Cavaliere Palmeri war außerstande, ein Wort hervorzubringen. Donna Micaela schwelgte in unbeschreiblicher Freude, als sie sah, daß er ganz in ihrer Macht war.

Sie schaute ihm fest in die Augen. »Ich glaube nicht, daß Domenico bis jetzt gelernt hat, eine Ruine zu erkennen«, sagte sie mit Nachdruck. »Die schmutzigen Kinder in Gela aber spielen wohl jeden Tag mit ihm und füttern ihn mit Wasserkresse. Domenico scheint in Gela ein Gott zu sein um nicht zu reden von seinem ...«

Cavaliere Palmeri schien plötzlich auf einen Gedanken zu kommen.

»Deine Eisenbahn«, sagte er, »was erzählst du von deiner Eisenbahn? Vielleicht kann ich morgen doch mitgehen.«

Donna Micaela hörte nicht auf ihn. Sie zog ihre Börse heraus.

»Hier habe ich eine nachgemachte alte Münze«, sagte sie.

»Eine Demarata aus Nickel. Ich habe sie gekauft, um sie Domenico zu zeigen. Er wird sie doch wohl anschauen ...«

»Höre doch, Kind!«

Sie gab auf diese Versuche, sie zu begütigen, gar keine Antwort. Jetzt hatte sie die Oberhand. Jetzt gehörte mehr dazu, sie zu versöhnen.

»Einmal öffnete ich auch dein Bündel, um deine neuen Altertumsfunde zu betrachten.

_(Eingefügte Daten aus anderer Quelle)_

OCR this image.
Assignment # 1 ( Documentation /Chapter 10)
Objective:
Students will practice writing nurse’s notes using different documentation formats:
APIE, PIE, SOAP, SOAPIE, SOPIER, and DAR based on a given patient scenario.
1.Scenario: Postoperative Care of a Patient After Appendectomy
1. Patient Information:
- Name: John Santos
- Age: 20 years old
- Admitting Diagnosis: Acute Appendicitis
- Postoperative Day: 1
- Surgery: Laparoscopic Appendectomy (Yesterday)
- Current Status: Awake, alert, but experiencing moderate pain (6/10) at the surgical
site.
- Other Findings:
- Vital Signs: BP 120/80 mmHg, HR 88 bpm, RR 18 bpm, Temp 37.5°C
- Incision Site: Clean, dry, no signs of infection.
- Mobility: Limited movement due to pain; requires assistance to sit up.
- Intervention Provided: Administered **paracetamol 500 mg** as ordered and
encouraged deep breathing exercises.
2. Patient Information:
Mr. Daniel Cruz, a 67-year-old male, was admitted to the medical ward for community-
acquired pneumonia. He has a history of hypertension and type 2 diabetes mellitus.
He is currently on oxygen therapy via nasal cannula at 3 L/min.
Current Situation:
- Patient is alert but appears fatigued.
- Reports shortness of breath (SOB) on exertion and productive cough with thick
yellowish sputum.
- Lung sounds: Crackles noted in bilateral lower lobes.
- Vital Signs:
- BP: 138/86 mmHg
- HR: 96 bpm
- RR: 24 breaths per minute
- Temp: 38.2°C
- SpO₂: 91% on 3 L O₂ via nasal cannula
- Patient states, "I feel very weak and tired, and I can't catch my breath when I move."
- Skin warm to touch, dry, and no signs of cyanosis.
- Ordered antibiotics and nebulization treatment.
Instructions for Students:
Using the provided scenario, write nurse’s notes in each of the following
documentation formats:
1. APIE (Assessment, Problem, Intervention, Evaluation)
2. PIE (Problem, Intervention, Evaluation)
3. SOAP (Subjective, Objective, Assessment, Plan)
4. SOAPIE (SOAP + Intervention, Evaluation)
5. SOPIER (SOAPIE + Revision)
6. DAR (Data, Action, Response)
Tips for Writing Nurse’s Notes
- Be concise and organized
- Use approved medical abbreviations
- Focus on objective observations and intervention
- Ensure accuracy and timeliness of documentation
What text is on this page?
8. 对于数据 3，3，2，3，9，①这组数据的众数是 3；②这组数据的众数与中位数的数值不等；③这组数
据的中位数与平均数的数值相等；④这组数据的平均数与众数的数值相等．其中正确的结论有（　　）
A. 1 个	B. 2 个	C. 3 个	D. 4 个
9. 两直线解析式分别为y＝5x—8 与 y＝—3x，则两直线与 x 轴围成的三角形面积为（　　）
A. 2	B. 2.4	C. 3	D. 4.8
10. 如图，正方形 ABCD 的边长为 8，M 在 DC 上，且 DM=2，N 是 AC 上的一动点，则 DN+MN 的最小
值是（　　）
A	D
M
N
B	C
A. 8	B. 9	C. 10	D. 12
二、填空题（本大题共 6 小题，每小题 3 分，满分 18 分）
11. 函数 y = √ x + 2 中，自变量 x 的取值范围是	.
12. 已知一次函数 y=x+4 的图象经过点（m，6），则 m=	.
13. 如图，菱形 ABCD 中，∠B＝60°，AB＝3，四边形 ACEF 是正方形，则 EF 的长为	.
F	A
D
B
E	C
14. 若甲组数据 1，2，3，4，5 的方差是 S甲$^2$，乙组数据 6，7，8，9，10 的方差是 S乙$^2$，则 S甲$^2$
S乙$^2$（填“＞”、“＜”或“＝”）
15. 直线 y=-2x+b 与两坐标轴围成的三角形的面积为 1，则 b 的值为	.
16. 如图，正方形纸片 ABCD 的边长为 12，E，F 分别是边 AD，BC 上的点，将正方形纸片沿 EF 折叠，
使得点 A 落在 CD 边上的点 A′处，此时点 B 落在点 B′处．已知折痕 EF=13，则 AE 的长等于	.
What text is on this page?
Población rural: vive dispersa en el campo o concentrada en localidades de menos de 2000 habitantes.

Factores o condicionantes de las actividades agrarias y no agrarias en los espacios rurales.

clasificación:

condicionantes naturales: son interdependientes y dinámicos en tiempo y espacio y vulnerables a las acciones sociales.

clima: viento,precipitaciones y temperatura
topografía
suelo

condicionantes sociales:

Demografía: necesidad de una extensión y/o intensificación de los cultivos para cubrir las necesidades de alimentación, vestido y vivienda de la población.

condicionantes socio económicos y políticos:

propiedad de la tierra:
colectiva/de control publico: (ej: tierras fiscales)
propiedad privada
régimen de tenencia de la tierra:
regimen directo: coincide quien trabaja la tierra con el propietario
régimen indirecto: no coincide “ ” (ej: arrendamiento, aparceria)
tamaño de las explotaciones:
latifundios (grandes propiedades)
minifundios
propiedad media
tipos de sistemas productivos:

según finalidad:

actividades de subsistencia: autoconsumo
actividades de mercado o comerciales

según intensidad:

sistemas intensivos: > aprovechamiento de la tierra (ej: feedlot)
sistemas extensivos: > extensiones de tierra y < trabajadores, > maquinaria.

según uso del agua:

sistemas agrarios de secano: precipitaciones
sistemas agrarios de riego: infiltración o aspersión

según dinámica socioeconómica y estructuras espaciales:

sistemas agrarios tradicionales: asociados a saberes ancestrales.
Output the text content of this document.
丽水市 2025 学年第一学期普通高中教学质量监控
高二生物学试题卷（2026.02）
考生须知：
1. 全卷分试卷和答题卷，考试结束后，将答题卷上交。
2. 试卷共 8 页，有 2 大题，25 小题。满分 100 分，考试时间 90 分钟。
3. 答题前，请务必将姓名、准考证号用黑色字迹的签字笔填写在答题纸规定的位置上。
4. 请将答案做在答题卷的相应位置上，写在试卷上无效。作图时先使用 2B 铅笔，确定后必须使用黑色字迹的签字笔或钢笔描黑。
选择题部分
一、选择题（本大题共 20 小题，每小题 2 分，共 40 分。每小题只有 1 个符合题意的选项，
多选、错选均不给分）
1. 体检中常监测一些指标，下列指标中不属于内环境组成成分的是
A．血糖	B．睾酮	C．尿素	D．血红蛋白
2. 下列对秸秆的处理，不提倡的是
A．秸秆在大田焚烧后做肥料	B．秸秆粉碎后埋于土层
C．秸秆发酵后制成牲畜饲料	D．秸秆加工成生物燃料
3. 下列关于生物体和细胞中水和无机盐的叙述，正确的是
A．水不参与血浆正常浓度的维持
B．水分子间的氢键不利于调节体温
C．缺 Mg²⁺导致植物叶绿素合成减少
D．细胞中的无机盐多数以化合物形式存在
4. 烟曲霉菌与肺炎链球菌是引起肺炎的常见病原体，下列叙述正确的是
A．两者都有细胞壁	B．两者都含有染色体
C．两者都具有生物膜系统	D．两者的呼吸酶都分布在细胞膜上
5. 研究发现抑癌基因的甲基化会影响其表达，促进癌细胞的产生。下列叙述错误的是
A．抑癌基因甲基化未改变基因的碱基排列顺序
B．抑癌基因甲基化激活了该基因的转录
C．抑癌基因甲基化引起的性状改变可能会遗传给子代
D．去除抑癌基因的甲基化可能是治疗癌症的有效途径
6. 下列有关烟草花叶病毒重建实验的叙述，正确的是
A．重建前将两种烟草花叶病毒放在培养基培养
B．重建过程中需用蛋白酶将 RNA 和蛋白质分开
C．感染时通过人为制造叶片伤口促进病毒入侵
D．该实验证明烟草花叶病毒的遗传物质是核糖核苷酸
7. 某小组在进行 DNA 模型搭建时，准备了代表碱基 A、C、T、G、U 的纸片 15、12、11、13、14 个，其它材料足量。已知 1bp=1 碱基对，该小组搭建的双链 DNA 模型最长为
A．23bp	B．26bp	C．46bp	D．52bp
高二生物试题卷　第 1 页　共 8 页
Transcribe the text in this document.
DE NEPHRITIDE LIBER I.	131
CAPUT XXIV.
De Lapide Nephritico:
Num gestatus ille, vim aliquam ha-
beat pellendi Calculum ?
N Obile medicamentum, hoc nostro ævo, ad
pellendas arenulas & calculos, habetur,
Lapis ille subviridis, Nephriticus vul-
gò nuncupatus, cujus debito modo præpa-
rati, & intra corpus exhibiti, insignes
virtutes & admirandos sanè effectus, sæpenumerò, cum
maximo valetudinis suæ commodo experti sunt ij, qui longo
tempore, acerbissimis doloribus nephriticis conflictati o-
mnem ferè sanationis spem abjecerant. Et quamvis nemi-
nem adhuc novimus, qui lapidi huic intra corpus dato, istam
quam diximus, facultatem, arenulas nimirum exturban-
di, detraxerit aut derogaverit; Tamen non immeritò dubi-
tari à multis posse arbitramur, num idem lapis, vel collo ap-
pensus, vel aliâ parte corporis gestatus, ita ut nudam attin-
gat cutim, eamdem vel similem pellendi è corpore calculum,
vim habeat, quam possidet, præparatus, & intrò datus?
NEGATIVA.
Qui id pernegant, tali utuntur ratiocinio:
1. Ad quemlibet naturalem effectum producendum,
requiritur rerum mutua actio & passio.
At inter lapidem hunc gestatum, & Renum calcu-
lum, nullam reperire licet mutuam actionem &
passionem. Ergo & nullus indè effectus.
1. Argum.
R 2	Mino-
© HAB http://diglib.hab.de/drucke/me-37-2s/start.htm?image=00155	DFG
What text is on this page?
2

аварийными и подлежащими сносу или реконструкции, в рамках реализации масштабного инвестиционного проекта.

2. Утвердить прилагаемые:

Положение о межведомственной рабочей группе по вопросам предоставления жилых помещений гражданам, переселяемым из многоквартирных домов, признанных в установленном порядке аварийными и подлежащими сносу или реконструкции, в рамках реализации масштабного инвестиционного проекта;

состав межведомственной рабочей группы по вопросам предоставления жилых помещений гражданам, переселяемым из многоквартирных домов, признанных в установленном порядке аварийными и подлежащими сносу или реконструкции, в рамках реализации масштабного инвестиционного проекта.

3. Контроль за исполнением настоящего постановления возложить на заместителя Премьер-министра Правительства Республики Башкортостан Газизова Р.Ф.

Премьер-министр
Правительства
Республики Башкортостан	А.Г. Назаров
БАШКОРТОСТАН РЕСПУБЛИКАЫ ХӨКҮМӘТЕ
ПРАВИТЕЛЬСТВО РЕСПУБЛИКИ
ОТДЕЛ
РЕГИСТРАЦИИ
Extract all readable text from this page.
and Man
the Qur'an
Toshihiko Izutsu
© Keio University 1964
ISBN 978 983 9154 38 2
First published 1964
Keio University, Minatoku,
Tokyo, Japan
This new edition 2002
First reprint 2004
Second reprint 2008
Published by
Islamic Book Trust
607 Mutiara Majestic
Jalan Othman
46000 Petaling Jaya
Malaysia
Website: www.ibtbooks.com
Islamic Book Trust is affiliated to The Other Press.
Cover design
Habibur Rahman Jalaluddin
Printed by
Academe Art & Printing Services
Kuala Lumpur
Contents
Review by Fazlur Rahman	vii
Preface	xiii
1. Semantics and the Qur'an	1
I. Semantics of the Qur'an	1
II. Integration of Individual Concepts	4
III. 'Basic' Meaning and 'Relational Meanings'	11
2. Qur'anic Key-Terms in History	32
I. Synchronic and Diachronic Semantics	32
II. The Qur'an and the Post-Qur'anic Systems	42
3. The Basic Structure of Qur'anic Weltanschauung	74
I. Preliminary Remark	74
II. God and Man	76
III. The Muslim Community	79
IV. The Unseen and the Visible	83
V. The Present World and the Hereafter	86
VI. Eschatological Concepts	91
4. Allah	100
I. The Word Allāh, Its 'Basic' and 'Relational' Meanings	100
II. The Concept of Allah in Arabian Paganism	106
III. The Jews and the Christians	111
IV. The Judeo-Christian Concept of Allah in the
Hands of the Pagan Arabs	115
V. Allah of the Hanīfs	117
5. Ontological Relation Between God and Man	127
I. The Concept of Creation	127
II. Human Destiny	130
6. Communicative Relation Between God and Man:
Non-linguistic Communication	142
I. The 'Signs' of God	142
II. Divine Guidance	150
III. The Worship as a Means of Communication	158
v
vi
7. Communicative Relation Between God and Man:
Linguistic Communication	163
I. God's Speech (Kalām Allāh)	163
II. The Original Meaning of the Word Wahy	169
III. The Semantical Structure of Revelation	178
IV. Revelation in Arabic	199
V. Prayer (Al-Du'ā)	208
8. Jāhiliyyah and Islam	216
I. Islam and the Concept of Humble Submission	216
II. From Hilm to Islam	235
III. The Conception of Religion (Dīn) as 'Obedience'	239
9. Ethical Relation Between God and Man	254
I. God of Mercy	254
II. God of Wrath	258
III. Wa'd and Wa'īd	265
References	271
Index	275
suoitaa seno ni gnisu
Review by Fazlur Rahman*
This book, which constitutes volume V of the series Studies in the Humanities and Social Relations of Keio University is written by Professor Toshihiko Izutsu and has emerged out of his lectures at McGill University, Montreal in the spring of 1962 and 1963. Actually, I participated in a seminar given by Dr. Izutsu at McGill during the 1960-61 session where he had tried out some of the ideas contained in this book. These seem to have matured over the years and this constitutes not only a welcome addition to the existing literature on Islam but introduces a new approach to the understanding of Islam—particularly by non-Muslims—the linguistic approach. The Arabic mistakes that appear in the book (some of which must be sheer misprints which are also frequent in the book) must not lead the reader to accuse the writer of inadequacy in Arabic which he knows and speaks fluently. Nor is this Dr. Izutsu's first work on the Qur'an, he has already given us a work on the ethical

Das einzige, was ich darin fand, war ein alter Weinstock.«

Sie strahlte vor Heiterkeit.

»Kind, Kind!«

»Wie soll man so etwas nennen? Das ist doch wohl keine Altertumsforschung. Ist es vielleicht Wohltätigkeit ... ist es vielleicht Sühne ...«

Nun schlug Cavaliere Palmeri mit der Faust auf den Tisch, daß die Gläser und Teller klirrten. Das wurde ihm denn doch zu toll. Ein gemessener, feierlicher alter Herr konnte solche Späße nicht dulden.

»So wahr du meine Tochter bist, schweigst du jetzt.«

»Deine Tochter«, sagte sie und ihre Heiterkeit war mit einem Schlag verschwunden, »bin ich wirklich deine Tochter? Die Kinder in Gela dürfen wenigstens den Domenico liebkosen, ich aber ...«

»Was willst du, Micaela, was verlangst du?«

Sie sahen einander an, und ihre Augen füllten sich gleichzeitig mit Tränen.

»Ich habe niemanden als dich«, murmelte sie.

Cavaliere Palmeri breitete unwillkürlich die Arme aus. Sie erhob sich zögernd, sie wußte nicht, ob sie recht sah.

»Ich weiß schon, wie es gehen wird«, sagte er brummend, »nicht eine Minute mehr werde ich künftig für mich haben.«

»Um die Villa zu entdecken?«

»Komm und küsse mich, Micaela! Seit wir Catania verlassen haben, bist du heute abend zum erstenmal wieder liebreizend.«

Sie umschlang ihn mit einem so leidenschaftlichen Schrei, daß es ihn fast erschreckte.